Iustin Pop [Fri, 29 Nov 2019 14:42:42 +0000 (15:42 +0100)]
Switch ACL to be always-initialised
This is the last object to change, but the semantics here are more
complex. Since the ACL doesn't have a parent, and the init signature
is complex, we can't detect "same-reinit", we allow arbitrary-reinit,
but this makes existing live entries be undefined; they might point to
a different entry in the new ACL, or not be valid, etc.
It could be possible to prevent re-init, but doing so requires
trickery which might be broken by serialisation, so let's just leave
it there and document it as such.
Iustin Pop [Fri, 29 Nov 2019 13:54:23 +0000 (14:54 +0100)]
Stop duplicating permset initialisation
A permset can be initalised either via `__init__ ` or by getting
`parent.permset` getter. The latter duplicates the logic in the
former, which is not good as hacks into the internals of the permset.
Remove the duplication by just calling explicitly permset(self) and
returning the value of it.
Iustin Pop [Fri, 29 Nov 2019 13:28:06 +0000 (14:28 +0100)]
Change Entry initialisation protocol
This fixes very large and significant bugs - segfaults and memory
leaks - that were present for uninitialised object, more precisely
created but not init'ed ones.
I spent quite a bit of time thinking back on forth how to fix this,
and from the two options of:
- check initialised status on all code paths, or
- don't ever allow invalid/un-initialised objects
The latter one seems the correct one, even though the Python C API
docs imply that doing actual stuff in `__new__` should be "rare".
Tests for reference leaks and wrong re-init added as well; these would
have caught at least memory leaks before.
Iustin Pop [Sun, 3 Mar 2019 12:45:45 +0000 (13:45 +0100)]
ACL creation: change how mode arguments are used
Currently, initialising from a mode is done by looking at the keywords
arguments that were passed and seeing if mode was part of them. For
some reason, this causes a segfault under PyPy (my fault, probably),
so let's switch to check based on whether the mode argument was
initialised. To do so, switch the type of mode to int and the Python
format char, since the 'H' is defined as "without overflow checking"
anyway, so we don't get any real checks. Document that invalid values
will cause errors.
Iustin Pop [Sun, 3 Mar 2019 12:42:10 +0000 (13:42 +0100)]
Remove use of PyString/PyUnicode *AndDel() function
These are not documented in Python 3, so let's switch to plain
Concat() for it with explicit delete of original strings. This makes
the code buildable with pypy3.
Iustin Pop [Sun, 3 Mar 2019 11:47:36 +0000 (12:47 +0100)]

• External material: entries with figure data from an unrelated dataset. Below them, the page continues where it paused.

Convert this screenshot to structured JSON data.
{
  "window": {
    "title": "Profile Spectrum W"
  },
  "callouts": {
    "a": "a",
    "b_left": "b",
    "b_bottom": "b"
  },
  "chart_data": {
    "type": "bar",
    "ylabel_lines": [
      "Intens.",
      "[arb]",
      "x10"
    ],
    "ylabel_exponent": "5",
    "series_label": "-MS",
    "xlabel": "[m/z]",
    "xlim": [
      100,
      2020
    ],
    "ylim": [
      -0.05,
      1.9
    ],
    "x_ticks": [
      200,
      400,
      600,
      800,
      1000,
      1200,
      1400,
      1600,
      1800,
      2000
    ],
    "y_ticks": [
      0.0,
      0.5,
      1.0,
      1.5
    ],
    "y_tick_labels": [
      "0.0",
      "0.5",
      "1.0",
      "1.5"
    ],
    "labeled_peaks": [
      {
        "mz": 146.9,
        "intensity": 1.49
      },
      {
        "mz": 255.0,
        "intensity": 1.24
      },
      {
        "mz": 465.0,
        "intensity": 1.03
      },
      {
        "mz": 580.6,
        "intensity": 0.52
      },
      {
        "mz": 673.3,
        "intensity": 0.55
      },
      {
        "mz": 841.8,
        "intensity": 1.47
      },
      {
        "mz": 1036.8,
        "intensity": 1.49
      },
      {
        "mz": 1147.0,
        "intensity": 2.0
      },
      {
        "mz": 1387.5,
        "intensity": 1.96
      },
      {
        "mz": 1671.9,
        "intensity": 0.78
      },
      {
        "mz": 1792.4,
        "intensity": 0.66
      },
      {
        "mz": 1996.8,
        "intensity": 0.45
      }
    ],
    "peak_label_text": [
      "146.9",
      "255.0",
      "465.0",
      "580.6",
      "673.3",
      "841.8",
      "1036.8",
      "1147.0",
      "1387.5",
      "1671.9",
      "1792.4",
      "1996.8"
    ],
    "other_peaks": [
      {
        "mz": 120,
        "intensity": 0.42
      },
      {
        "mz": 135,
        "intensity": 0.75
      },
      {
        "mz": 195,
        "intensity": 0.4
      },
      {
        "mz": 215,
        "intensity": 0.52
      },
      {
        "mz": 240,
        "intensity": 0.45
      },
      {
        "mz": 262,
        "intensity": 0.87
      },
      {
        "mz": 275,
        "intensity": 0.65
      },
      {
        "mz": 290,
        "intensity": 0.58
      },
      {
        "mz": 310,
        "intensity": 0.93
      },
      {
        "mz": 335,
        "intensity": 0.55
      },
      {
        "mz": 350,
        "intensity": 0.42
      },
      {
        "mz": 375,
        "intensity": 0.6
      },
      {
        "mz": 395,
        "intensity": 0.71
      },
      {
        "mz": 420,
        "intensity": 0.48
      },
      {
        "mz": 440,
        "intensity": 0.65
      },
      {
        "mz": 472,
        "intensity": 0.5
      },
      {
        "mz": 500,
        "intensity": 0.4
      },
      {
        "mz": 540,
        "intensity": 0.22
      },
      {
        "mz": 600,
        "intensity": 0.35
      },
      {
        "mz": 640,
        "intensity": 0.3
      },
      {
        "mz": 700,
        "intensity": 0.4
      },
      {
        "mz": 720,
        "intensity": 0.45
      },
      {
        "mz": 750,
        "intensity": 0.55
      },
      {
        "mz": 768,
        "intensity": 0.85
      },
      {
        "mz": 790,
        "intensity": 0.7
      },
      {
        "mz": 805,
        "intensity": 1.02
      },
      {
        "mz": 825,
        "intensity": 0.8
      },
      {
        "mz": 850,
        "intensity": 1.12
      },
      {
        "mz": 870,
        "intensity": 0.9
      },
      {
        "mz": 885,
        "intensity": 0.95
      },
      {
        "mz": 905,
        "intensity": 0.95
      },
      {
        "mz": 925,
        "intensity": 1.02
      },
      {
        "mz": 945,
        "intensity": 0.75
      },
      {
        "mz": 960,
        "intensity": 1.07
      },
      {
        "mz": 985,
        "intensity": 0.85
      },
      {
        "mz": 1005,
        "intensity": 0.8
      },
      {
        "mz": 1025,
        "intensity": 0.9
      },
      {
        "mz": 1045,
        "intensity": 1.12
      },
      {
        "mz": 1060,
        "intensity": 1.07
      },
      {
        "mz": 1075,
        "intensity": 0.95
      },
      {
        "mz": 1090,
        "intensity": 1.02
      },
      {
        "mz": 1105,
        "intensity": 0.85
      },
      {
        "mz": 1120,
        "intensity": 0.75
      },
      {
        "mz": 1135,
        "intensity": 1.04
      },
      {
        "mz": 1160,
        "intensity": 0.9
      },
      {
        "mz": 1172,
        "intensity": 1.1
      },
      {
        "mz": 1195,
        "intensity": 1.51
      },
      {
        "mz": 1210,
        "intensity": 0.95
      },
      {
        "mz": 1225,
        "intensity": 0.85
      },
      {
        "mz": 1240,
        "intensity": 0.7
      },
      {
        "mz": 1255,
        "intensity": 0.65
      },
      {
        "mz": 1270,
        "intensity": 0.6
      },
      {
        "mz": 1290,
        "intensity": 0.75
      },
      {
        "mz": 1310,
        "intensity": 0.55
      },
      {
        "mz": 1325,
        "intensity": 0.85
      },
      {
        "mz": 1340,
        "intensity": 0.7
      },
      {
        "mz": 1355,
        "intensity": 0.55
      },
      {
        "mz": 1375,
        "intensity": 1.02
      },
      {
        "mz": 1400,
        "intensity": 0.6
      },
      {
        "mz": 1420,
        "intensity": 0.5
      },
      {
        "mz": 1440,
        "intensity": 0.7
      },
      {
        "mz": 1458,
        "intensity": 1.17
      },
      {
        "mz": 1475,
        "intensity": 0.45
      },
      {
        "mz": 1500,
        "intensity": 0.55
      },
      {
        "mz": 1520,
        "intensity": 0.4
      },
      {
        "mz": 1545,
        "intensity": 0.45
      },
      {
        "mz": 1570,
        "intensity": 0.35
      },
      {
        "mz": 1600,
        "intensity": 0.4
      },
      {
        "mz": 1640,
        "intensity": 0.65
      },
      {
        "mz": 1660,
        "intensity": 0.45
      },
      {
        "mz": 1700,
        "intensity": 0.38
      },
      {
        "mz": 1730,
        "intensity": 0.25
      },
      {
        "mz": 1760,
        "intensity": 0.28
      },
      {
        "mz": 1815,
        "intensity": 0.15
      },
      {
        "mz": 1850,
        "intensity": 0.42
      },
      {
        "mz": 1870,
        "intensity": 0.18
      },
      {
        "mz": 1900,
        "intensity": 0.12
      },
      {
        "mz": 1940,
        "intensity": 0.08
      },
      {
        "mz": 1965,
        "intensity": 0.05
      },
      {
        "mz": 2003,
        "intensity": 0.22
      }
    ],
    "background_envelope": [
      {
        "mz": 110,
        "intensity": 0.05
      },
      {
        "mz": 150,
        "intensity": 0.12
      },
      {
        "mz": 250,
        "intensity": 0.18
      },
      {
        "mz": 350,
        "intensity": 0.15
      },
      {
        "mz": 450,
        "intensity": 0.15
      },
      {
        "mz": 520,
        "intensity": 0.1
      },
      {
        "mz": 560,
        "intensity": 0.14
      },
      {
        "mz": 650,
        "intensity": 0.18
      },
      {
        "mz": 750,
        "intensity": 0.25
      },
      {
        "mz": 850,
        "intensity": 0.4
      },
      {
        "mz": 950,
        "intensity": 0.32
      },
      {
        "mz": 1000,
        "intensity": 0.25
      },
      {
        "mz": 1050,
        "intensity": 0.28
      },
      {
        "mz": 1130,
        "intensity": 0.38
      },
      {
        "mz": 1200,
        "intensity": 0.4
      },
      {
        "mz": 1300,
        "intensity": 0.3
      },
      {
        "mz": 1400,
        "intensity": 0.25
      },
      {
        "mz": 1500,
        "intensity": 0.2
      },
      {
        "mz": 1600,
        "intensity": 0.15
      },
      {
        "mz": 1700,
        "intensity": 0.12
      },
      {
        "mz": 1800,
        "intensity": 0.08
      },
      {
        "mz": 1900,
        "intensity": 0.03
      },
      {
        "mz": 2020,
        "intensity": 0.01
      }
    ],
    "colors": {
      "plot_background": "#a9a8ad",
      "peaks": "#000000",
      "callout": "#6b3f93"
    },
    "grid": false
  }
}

Drop Python 2.6 and earlier support
While the C extension doesn't need anything to support it, simply
running the tests becomes more and more difficult with such old
versions. Given upcoming Python 2 deprecation, let's drop support for
older versions and simplify the test suite.
Iustin Pop [Sun, 3 Mar 2019 01:40:04 +0000 (02:40 +0100)]
Increase test coverage
These are old changes from October 2016 which I forgot to commit. I
think they're related to test coverage, although a few changes (object
structure) seems a bit different.
Iustin Pop [Sat, 2 Mar 2019 20:09:30 +0000 (21:09 +0100)]
Travis: remove "sudo:false"
Per the deprecation of container-based
builds (https://blog.travis-ci.com/2018-11-19-required-linux-infrastructure-migration),
remove the sudo:false setting.
Iustin Pop [Thu, 30 Apr 2015 17:43:53 +0000 (19:43 +0200)]
tests: don't call acl_to_text on an invalid ACL
While Linux is happy to convert it to text, it seems that under
FreeBSD this doesn't (always? sometimes?) work, so let's use a proper
ACL in the str() test.
Iustin Pop [Sat, 28 Jun 2014 12:13:32 +0000 (14:13 +0200)]
Try to fix uid_t/gid_t usage in entry qualifiers
The current code is very broken with regards to the casting between
Python's integer type (either int in Py2 or the magic int/long in Py3)
and the uid_t/gid_t POSIX types. This means that the code is broken
outside "small" integer values.
By using uid_t/gid_t as appropriate, we can fix most of the problem
(at least as far as the new unittests are concerned). There's still no
automatic printf format modifier for them, so the code hardcodes
unsigned (which is what Linux/glibc defines them to), and also there's
a unittest that expects negative values to fail when set.